Hybrid Approach for Human Diseases Prediction Using Air Quality Index
DOI:
https://doi.org/10.25083/rbl/27.1/3270-3281Keywords:
Data Mining, CLustering In QUEst, Machine Learning, eXtremeGradiant Boosting, Air Quality Index, high performance, high-speed, accuracyAbstract
Air pollution has become an extremely serious issue as the air pollutants emitted from motor vehicles has a greater impact on human health than other contaminants. Air quality forecasting plays a major role in giving warning to people and controlling air pollution. The single technique forecasting has various drawbacks such as low accuracy, low performance and low speed. Our present work overcome the above drawbacks by using a hybrid model approach. Our proposed method aims to forecast air quality to predict the hourly concentration of air pollutants using a hybrid model of data mining and machine learning. It predicts diseases due to emission of air pollutants from the motor vehicles based on Air Quality Index level. The CLusteringInQUEst algorithm is used to cluster geo- spatial data for specific input region. The Air Quality Index (AQI) for desirable set of important air pollutant features was calculated from the datasets produced by air pollutants from atmosphere. The calculated AQI was the input to the eXtreme Gradient Boosting (XGB) decision tree.

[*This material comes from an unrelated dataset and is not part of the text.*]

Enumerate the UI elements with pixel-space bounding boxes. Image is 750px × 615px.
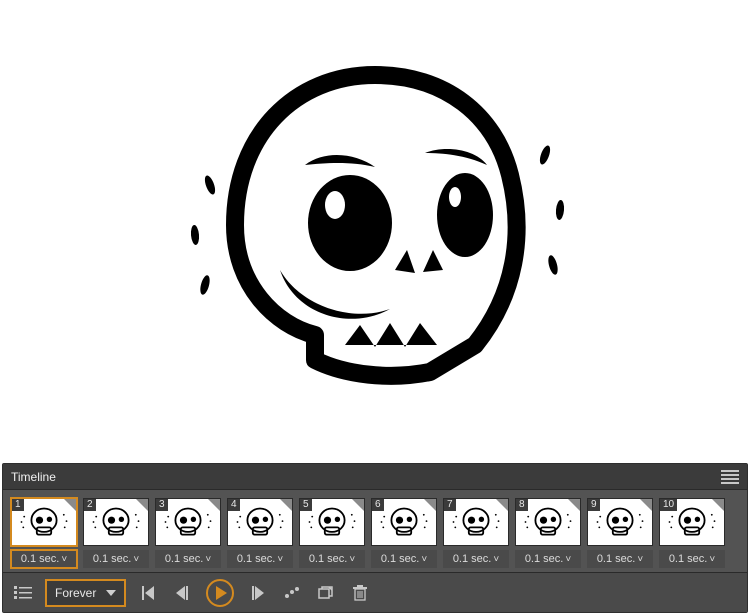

It then classifies AQI level for the specific air pollutants. Then the diseases were classified using XGB algorithm.CLIQUE method has chosen than any other data mining techniques for which it can accurately predict diseases based on AQI values. XGBoost classifier is known for its good performance gradient bosting tree models which is very fast and an efficient one for both computation time and memory. Hence the above two techniques were combined as a hybrid approach to get the benefits of those features.The hybrid model produces a result with a higher performance, accuracy and speed compared to other models. In this paper, we have compared accuracy and precision rates for the hybrid approach with two single techniques such as Support Vector Machine and Random Forest.An accuracy and Precision rates of our proposed hybrid approach was 98.6% and 98.7% than Support Vector Machine has 93.85% and 94.8% & Random Forest has 94.28% and 94.52% which proves that hybrid approach is an efficient diseases prediction technique in real-time environment.